De plus, selon les données existantes au Centre Suisse de Cartographie de la Faune CSCF (Neuchâtel),
ces sites n’abritent aucune espèce de papillons rares, en danger ou prioritaires (CSCF, comm. pers.).
Un second point est à mettre en avant notamment. Il s’agit d’un éventuel éclairage des éoliennes.
Aucune information n’a été fournies à ce sujet, mais il convient de limiter au maximum tout éclairage
nocturne afin d’éviter l’attraction des papillons de nuit et autres insectes.

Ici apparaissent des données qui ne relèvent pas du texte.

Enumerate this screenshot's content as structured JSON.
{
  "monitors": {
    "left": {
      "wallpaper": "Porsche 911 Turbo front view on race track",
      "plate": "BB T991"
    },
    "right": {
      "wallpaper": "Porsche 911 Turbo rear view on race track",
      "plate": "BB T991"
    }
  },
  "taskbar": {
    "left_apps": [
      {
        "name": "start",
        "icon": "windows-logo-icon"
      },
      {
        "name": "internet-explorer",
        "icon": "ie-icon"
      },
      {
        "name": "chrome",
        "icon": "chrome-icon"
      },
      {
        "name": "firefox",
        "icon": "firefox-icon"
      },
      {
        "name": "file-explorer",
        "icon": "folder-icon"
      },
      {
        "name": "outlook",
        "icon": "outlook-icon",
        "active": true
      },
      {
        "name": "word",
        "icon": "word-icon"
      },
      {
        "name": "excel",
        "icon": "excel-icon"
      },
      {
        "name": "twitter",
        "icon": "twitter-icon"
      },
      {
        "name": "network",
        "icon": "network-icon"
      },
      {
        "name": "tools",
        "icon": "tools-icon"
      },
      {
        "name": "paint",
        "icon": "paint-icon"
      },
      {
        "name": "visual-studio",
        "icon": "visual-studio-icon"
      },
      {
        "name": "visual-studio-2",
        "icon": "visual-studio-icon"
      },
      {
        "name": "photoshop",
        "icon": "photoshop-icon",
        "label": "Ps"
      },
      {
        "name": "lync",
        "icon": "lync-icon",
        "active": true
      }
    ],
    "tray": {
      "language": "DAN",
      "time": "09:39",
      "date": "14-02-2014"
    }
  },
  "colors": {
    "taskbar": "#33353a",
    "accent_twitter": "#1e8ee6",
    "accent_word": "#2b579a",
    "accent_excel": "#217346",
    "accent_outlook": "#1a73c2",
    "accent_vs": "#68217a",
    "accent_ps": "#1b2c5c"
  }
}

Suite à ces réflexions, on peut sans autre dire que la construction du parc éolien « Tous-Vents » a un
impact faible à négligeable sur les populations de papillons et sur leur migration. La région concernée
est un territoire agricole relativement pauvre en papillons et les éoliennes prévues sont très grandes.
Ces conclusions ne peuvent pas être extrapolées à d’autres groupes d’insectes ou d’animaux.
Références
Centre Suisse de Cartographie de la Faune CSCF : Passage Maximilien de Meuron 6,
CH-2000 Neuchâtel, http://www.cscf.ch.
Harlan Abbott C. 1951. A Quantitative Study of the Migration of the Painted Lady Butterfly, Vanessa
Cardui L. Ecology 32, No. 2 (Avril 1951): 155-171.
Lévêque A. 2003. Etudes des migrations de papillons en France. Insectes 128 (1) : 33-37.
LSPN 1987. Les papillons de jour et leurs biotopes - Espèces, dangers qui les menacent, protection.
Ligue Suisse pour la Protection de la Nature, vol. I, Bâle. 512 pp.
MBD 2009. Etat de la biodiversité en Suisse. Synthèse des résultats du monitoring de la biodiversité
en Suisse (MBD). Etat de l’environnement 11/09. Office fédéral de l’environnement OFEV. 112 pp.
Whalley P. 1989. Papillons. Les carnets d’Arthaud. Ed. Arthaud, Paris. 168 pp.